高温多湿の日本の夏は、思わぬものでアレルギーが起こる。近年報告されているのが、お好み焼きやホットケーキを食べた後で起こるアナフィラキシー(急性の重度のアレルギー症状)。食後、鼻炎や蕁麻疹(じんましん)や呼吸困難、ひどい時は意識障害を起こし救急搬送されることもある。原因はお好み焼き粉を開封後、常温保存したために増殖したダニ。ぜんそくや鼻炎を持つ人は注意が必要だ。
これは1993年にアメリカで初めて報告され、パンケーキシンドロームと称されているもので、日本では1995年に熊本大学で報告された。千葉大学医学部附属病院アレルギー・膠原病内科の中島裕史教授に話を聞いた。
「日本でパンケーキシンドロームは36例報告されていますが、90%以上がお好み焼き粉によるものです。お好み焼きを食べた後のアナフィラキシーで、原因不明とされた中には、お好み焼き粉内で増えたダニが原因のものもかなり含まれていると思われます」
お好み焼きでアナフィラキシーを起こし救急搬送された場合、担当医師はまず小麦アレルギーを疑う。さらにお好み焼きの具の海老や豚肉、お好み焼き粉に入っている山芋や魚介のエキスもアレルギーの原因になる可能性があり調べるが、食べたお好み焼きの粉まで検査することは少ない。

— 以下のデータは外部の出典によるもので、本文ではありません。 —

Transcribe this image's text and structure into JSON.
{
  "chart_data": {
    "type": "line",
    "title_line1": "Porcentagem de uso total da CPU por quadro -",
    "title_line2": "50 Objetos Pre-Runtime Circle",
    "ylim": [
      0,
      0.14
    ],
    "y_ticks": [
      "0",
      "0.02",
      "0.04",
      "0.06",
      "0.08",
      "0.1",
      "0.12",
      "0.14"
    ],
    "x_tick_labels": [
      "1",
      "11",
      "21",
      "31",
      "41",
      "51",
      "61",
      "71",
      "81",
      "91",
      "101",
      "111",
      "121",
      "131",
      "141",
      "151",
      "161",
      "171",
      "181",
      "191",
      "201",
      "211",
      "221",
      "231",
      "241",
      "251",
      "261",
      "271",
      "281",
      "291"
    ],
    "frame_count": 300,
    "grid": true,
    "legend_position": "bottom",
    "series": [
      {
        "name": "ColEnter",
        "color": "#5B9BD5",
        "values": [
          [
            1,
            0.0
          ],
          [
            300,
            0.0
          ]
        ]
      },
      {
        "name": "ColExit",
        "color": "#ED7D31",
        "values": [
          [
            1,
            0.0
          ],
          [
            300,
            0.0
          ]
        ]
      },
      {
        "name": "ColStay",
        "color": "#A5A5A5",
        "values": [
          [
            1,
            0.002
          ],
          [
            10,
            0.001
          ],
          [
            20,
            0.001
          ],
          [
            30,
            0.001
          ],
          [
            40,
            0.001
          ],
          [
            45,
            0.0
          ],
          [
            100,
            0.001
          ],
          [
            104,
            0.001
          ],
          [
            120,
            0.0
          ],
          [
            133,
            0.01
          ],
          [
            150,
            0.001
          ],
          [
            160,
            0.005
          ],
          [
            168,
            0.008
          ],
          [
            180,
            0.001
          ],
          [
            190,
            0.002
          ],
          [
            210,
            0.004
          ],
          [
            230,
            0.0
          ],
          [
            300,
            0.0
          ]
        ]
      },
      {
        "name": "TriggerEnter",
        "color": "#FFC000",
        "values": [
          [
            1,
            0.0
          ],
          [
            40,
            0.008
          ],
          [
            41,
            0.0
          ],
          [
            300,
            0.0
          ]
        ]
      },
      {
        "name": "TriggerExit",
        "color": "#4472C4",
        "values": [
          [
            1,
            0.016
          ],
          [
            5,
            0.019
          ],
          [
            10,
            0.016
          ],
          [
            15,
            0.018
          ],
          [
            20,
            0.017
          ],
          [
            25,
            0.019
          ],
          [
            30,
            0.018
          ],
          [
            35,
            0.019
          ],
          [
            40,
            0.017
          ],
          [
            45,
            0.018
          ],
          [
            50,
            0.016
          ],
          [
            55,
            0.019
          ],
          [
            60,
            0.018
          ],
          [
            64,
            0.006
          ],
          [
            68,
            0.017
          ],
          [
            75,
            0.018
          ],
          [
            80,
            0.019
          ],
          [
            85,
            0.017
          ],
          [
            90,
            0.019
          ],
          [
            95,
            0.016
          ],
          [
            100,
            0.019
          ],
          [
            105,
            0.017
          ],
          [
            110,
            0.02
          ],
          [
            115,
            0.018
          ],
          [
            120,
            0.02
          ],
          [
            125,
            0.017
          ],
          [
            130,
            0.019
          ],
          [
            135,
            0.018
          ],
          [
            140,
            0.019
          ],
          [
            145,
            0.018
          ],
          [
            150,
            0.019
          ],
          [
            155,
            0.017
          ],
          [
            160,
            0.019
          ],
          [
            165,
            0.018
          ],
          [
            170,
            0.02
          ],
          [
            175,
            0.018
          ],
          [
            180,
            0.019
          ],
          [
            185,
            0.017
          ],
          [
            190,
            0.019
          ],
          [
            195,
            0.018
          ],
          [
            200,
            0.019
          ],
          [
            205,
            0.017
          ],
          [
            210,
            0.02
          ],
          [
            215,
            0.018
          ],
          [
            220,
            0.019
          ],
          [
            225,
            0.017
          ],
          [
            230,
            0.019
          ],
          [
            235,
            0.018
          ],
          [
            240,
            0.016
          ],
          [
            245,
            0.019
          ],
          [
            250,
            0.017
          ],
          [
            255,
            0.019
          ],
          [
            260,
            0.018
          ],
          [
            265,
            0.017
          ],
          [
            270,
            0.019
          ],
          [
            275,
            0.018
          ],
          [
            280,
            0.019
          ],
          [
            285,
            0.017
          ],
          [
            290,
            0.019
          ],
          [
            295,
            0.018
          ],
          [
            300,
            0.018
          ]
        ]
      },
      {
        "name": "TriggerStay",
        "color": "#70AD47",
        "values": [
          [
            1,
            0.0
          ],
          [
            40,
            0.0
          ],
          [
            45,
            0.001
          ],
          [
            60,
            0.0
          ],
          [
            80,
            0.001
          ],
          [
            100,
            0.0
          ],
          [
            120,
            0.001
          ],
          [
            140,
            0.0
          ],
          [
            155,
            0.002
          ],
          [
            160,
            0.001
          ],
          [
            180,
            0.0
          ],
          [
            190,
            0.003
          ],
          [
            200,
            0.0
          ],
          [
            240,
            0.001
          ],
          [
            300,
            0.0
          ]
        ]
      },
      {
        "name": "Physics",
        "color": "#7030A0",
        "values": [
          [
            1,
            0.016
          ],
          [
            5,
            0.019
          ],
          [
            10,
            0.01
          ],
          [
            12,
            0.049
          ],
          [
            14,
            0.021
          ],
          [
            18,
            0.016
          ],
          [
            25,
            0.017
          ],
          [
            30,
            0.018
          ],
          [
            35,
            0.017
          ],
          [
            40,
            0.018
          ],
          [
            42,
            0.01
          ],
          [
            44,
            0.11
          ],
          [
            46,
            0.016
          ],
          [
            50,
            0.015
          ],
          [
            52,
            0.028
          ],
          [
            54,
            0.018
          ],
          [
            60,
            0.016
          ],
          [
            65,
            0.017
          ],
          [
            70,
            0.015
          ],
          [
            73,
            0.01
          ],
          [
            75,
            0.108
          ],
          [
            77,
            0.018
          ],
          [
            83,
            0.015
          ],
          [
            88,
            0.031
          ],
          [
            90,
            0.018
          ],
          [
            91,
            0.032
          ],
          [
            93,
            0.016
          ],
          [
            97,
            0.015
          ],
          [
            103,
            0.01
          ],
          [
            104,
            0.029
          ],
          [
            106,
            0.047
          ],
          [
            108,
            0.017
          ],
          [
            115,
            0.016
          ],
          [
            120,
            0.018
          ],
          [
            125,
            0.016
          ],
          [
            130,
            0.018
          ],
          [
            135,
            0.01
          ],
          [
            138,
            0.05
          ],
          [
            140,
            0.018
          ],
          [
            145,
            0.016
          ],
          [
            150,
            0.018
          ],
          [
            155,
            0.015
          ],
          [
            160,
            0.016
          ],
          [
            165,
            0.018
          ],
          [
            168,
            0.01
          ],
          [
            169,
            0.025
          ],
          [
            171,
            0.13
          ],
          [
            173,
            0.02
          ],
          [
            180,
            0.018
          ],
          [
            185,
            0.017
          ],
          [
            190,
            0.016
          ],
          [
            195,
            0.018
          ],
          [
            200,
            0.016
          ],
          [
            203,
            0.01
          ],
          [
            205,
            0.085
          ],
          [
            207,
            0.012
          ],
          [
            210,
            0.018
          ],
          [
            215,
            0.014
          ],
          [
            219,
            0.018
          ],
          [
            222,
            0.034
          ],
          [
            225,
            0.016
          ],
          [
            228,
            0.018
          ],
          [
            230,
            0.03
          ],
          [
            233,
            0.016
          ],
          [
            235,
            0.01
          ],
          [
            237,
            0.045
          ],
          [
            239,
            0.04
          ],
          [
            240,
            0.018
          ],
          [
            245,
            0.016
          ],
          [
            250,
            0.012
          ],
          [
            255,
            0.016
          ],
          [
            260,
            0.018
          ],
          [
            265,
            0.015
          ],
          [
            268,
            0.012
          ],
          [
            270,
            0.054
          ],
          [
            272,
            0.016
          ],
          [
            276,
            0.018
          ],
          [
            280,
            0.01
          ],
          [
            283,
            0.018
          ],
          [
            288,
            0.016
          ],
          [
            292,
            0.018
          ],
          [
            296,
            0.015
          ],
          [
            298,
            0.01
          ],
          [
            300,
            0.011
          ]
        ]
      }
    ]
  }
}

お好み焼き粉で主に増殖するのは、ヤケヒョウヒダニ、コナヒョウヒダニ、ケナガコナダニの3種類で、アレルゲン性はかなり似ている。ダニは温度25~30℃、湿度60~80%で活発に増殖し、エサが良いとさらに増える。
お好み焼き粉には山芋や魚介由来のアミノ酸などダニの好物が含まれ、絶好の環境だ。高温多湿であれば、ヒョウヒダニが卵から成虫になるのに20日、卵は1回1~3個なので10週間で300倍以上に増える。コナダニはもっと早く増える。ダニの大きさは0.2~0.4ミリメートルと小さく、増えても目には見えず味も変わらない。
「粉1グラムあたり500匹以上のダニを含むお好み焼きを食べると、リスクが高まるといわれます。また、ダニは加熱により死滅しますが、ダニ・アレルゲンは加熱しても、ほとんど壊れないのでリスクは減りません」(中島教授)
診断は、古い粉から作った食品を食べた直後にアナフィラキシー症状を起こしたか、ぜんそくや鼻炎の既往(きおう)があるか、ダニ特異的IgE抗体が陽性か、粉が残っている場合、粉中にダニがいるかなどで行なう。
ダニを増殖させないポイントは、お好み焼き粉を開封して残ったら、必ず密閉容器にいれて冷蔵保存する。ダニは極小でどんな隙間からでも入り込むため、2~3か月常温保存した粉は捨てる。ダニは乾燥に弱いが、マンションなど現代の住環境は1年を通して湿度が高い状況にあり、ダニ増殖の危険性が高くなっているので注意が必要だ。